Friday, July 12, 2013

Whitewater park’s message


    With the city of Ketchum on the brink of appropriating $148,000 to design a Big Wood River whitewater park after a public hearing scheduled next Monday, the City Council should take a close look at what message the park design will convey to the public for years after it’s built.
    The city and its designers need to ensure that the park doesn’t scream “Suburban Thrill Ride.” The park shouldn’t make it appear that the river is important only as a vehicle to carry nimble boats through waves, something as easily accomplished by water pumped through plastic tubes and plastic rocks in the middle of a suburban mall. Such messages would be totally out of character with the community and its lush mountain surroundings.

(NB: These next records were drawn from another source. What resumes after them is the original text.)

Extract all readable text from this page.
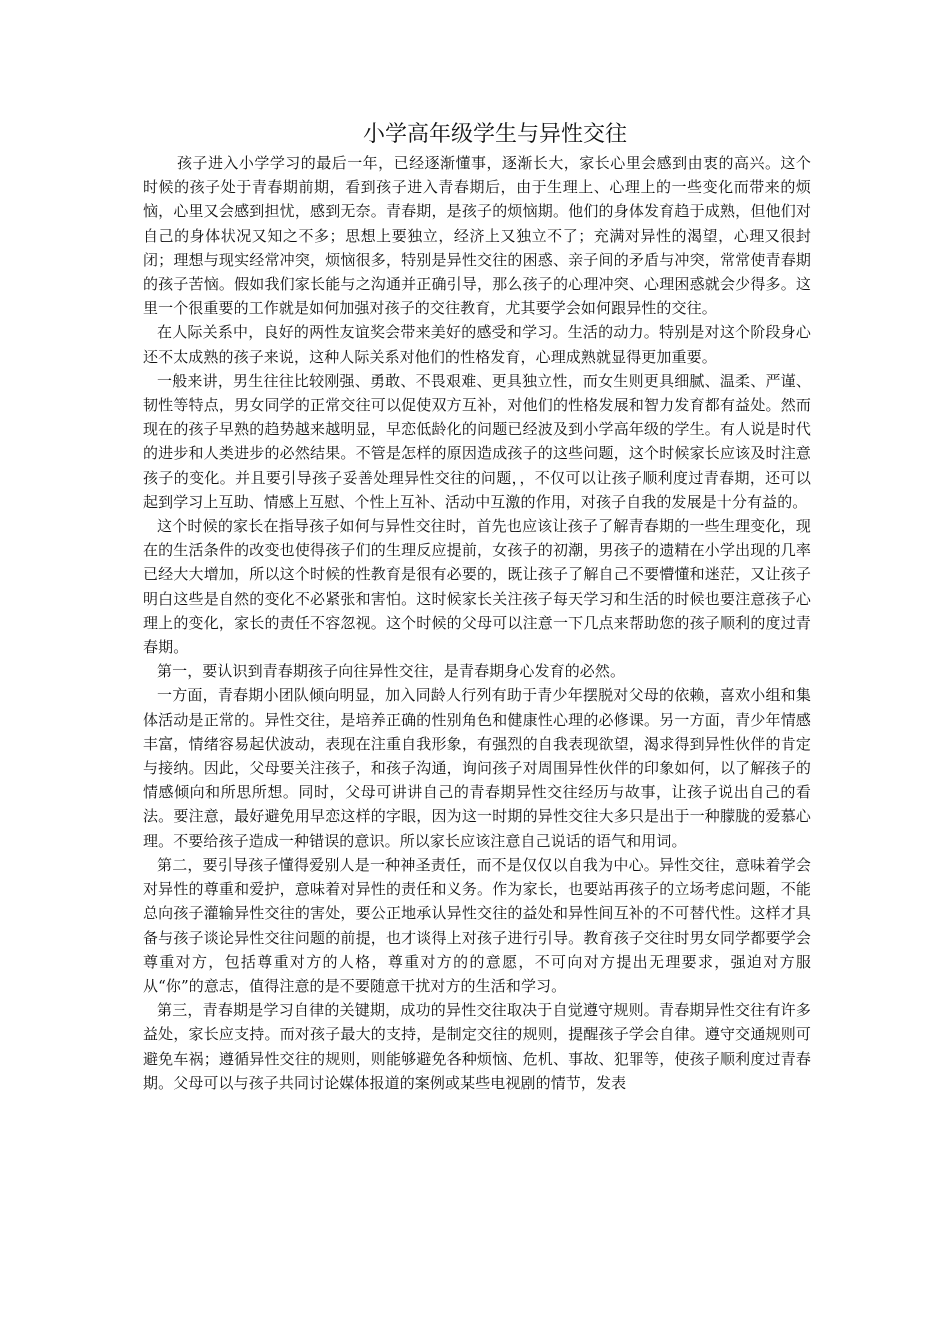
小学高年级学生与异性交往

孩子进入小学学习的最后一年，已经逐渐懂事，逐渐长大，家长心里会感到由衷的高兴。这个时候的孩子处于青春期前期，看到孩子进入青春期后，由于生理上、心理上的一些变化而带来的烦恼，心里又会感到担忧，感到无奈。青春期，是孩子的烦恼期。他们的身体发育趋于成熟，但他们对自己的身体状况又知之不多；思想上要独立，经济上又独立不了；充满对异性的渴望，心理又很封闭；理想与现实经常冲突，烦恼很多，特别是异性交往的困惑、亲子间的矛盾与冲突，常常使青春期的孩子苦恼。假如我们家长能与之沟通并正确引导，那么孩子的心理冲突、心理困惑就会少得多。这里一个很重要的工作就是如何加强对孩子的交往教育，尤其要学会如何跟异性的交往。

在人际关系中，良好的两性友谊奖会带来美好的感受和学习。生活的动力。特别是对这个阶段身心还不太成熟的孩子来说，这种人际关系对他们的性格发育，心理成熟就显得更加重要。

一般来讲，男生往往比较刚强、勇敢、不畏艰难、更具独立性，而女生则更具细腻、温柔、严谨、韧性等特点，男女同学的正常交往可以促使双方互补，对他们的性格发展和智力发育都有益处。然而现在的孩子早熟的趋势越来越明显，早恋低龄化的问题已经波及到小学高年级的学生。有人说是时代的进步和人类进步的必然结果。不管是怎样的原因造成孩子的这些问题，这个时候家长应该及时注意孩子的变化。并且要引导孩子妥善处理异性交往的问题，，不仅可以让孩子顺利度过青春期，还可以起到学习上互助、情感上互慰、个性上互补、活动中互激的作用，对孩子自我的发展是十分有益的。

这个时候的家长在指导孩子如何与异性交往时，首先也应该让孩子了解青春期的一些生理变化，现在的生活条件的改变也使得孩子们的生理反应提前，女孩子的初潮，男孩子的遗精在小学出现的几率已经大大增加，所以这个时候的性教育是很有必要的，既让孩子了解自己不要懵懂和迷茫，又让孩子明白这些是自然的变化不必紧张和害怕。这时候家长关注孩子每天学习和生活的时候也要注意孩子心理上的变化，家长的责任不容忽视。这个时候的父母可以注意一下几点来帮助您的孩子顺利的度过青春期。

第一，要认识到青春期孩子向往异性交往，是青春期身心发育的必然。

一方面，青春期小团队倾向明显，加入同龄人行列有助于青少年摆脱对父母的依赖，喜欢小组和集体活动是正常的。异性交往，是培养正确的性别角色和健康性心理的必修课。另一方面，青少年情感丰富，情绪容易起伏波动，表现在注重自我形象，有强烈的自我表现欲望，渴求得到异性伙伴的肯定与接纳。因此，父母要关注孩子，和孩子沟通，询问孩子对周围异性伙伴的印象如何，以了解孩子的情感倾向和所思所想。同时，父母可讲讲自己的青春期异性交往经历与故事，让孩子说出自己的看法。要注意，最好避免用早恋这样的字眼，因为这一时期的异性交往大多只是出于一种朦胧的爱慕心理。不要给孩子造成一种错误的意识。所以家长应该注意自己说话的语气和用词。

第二，要引导孩子懂得爱别人是一种神圣责任，而不是仅仅以自我为中心。异性交往，意味着学会对异性的尊重和爱护，意味着对异性的责任和义务。作为家长，也要站再孩子的立场考虑问题，不能总向孩子灌输异性交往的害处，要公正地承认异性交往的益处和异性间互补的不可替代性。这样才具备与孩子谈论异性交往问题的前提，也才谈得上对孩子进行引导。教育孩子交往时男女同学都要学会尊重对方，包括尊重对方的人格，尊重对方的的意愿，不可向对方提出无理要求，强迫对方服从“你”的意志，值得注意的是不要随意干扰对方的生活和学习。

第三，青春期是学习自律的关键期，成功的异性交往取决于自觉遵守规则。青春期异性交往有许多益处，家长应支持。而对孩子最大的支持，是制定交往的规则，提醒孩子学会自律。遵守交通规则可避免车祸；遵循异性交往的规则，则能够避免各种烦恼、危机、事故、犯罪等，使孩子顺利度过青春期。父母可以与孩子共同讨论媒体报道的案例或某些电视剧的情节，发表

    The park should appear to be an outgrowth of the landscape and not even remotely related to a commercial operation.
    The park needs to transmit the message that the experience will be fun and will bring people who go there closer to nature. It needs to tell users and passersby that the waters of the Big Wood River are an essential and priceless part of the larger natural world that sustains us.
    The city must not allow parking lots, signage and other facilities to overwhelm the river and make it seem incidental.
    The plans to date are conceptual, available on the city’s website. The City Council must ensure that as details are filled in, corners won’t be cut in the name of scrimping on a project the city is anxious to build.
    The city should take a lesson from the nation’s national parks, which manage to provide access to outstanding outdoor features without letting manmade structures overwhelm the delicate landscapes that people want to experience.